We study superfluorescence (SF) from spherical and cigar-shaped clouds of laser-cooled Rubidium atoms from the 5D5/2 level through the 6P3/2 level to the 5S1/2 ground level. The atomic system is initially excited to the 5D5/2 level from the ground state via two-photon excitation through the intermediate 5P3/2 level. The fluorescence on the 6P-5S transition at 420 nm is recorded using time-resolved measurements. The time delays of the observed SF emission peaks typically scale as ~N−1, where N is the atom number, and are much smaller than the time delay expected for uncorrelated cascade fluorescence.
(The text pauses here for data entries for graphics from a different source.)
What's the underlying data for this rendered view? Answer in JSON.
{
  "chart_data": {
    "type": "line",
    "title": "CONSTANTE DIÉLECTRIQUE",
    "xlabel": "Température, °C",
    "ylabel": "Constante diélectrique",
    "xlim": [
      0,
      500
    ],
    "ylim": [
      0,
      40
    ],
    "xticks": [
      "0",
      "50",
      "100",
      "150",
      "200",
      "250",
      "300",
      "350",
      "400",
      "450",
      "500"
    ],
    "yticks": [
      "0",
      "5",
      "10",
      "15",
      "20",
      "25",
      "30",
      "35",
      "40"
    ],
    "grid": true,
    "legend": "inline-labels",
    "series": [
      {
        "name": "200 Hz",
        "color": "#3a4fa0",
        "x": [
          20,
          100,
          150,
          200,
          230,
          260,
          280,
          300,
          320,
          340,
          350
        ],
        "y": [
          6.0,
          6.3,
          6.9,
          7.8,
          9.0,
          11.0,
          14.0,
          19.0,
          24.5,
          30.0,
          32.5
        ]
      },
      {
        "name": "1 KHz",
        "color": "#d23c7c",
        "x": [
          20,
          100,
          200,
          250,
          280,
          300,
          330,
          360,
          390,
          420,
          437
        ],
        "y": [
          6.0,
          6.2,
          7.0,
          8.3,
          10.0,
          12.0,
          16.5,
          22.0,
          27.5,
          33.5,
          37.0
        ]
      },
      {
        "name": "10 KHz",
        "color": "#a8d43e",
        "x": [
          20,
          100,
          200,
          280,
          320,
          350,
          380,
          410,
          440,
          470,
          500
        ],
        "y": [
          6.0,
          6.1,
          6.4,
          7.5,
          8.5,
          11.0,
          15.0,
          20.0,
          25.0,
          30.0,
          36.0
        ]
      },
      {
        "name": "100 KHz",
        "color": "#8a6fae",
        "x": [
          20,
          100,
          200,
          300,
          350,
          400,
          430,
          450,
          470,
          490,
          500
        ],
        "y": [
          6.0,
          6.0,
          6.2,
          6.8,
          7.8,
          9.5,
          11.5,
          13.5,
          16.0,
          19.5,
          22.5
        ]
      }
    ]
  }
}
Since N is significantly smaller than the threshold number for SF on the 420 nm transition, and larger than the threshold number for the 5D-6P transition at 5.2  µm, our observations suggest that the 420 nm SF emission is triggered by rapid deexcitation of the 5D to the 6P level via SF at 5.2  µm. The observed SF time delays for 420 nm emission agree with SF time-delay estimates for the 5.2  µm transition. For spherical clouds, the SF is isotropic. For cigar-shaped clouds, the SF is highly anisotropic. Along the long axis of cigar-shaped atom clouds, SF and incoherent cascade fluorescence produce temporally well-resolved peaks in the detected signal. In this case, the SF component of the signal is highly concentrated along a direction in between the directions of the two almost parallel excitation beams. The observed SF intensities scale as N, suggesting that the 5D level is regeneratively pumped during the SF decay. This experiment began as part of a sabbatical project at the University of Michigan, in collaboration with Georg Raithel and continues at York University.

 

 

Key Papers

 

Observation of Superfluorescent Emissions from Laser-Cooled Atoms, E. Paradis, B. Barret, A. Kumarakrishnan, R. Zhang, and G. Raithel (University of Michigan), Physical Review A 77, 043419 (2008).

 

Collision-Induced Superfluorescence, A. Kumarakrishnan, S. Chudasama, and X. L. Han, Journal of the Optical Society of America B, 22 1538 (2005).

 

Superfluorescence Polarization - A Signature of Collisional Redistribution, A. Kumarakrishnan, S. Chudasama, and X. L. Han, Physical Review A 68, 033801 (2003).

 

 

 

Time-resolved SF detected along the long axis of cigar shaped atom clouds for various ground-state atom numbers N. The excitation pulses are overlapped, and time t = 0 corresponds to the center of the excitation pulses. The atom number N increases from the bottom to the top curve. The dashed curve indicates the time dependence of the excitation pulses. The inset shows the height of the two maxima observed in the time-resolved emission signals (peak 1 and peak 2) for a fixed number of atoms, as a function of the delay time between the two excitation pulses. (Delay time <0 corresponds to STIRAP excitation pulse ordering, while delay time >0 corresponds to sequential excitation pulse ordering.)

 

 

 

 

 

 

 

 

 

 

 

 

 

 

 

 

 

 

Delay time of SF vs number of atoms. The delays marked peak 1 (solid diamonds) and peak 2 (empty diamonds) correspond to temporally resolved peaks measured along the long axis of the cigar-shaped cloud. Delays for the spherical trap are shown with triangles. For the case of the cigar and the sphere, the experimental data are fitted with functions of the type aN−x + b with fit parameters a, b, and x, shown as solid lines. The fits show that the delays scale as the expected, with x = (1.12 ± 0.16) for the cigar and (1.17 ± 0.14) for the sphere, respectively. The offset b is zero for the cigar and ~70 ns for the sphere. The dashed line shows the predicted 5.2 μm delay. Numerical simulations for cascade fluorescence suggest that peak 2 should occur at 174 ns.

 

 

 

 

 

 

 

 

 

 

 

 

 

 

 

 

 

 

 

 

 

 

 

 


            MOT fluorescence at 780nm n 5P-5S transition and 420nm on 6P-5S transition.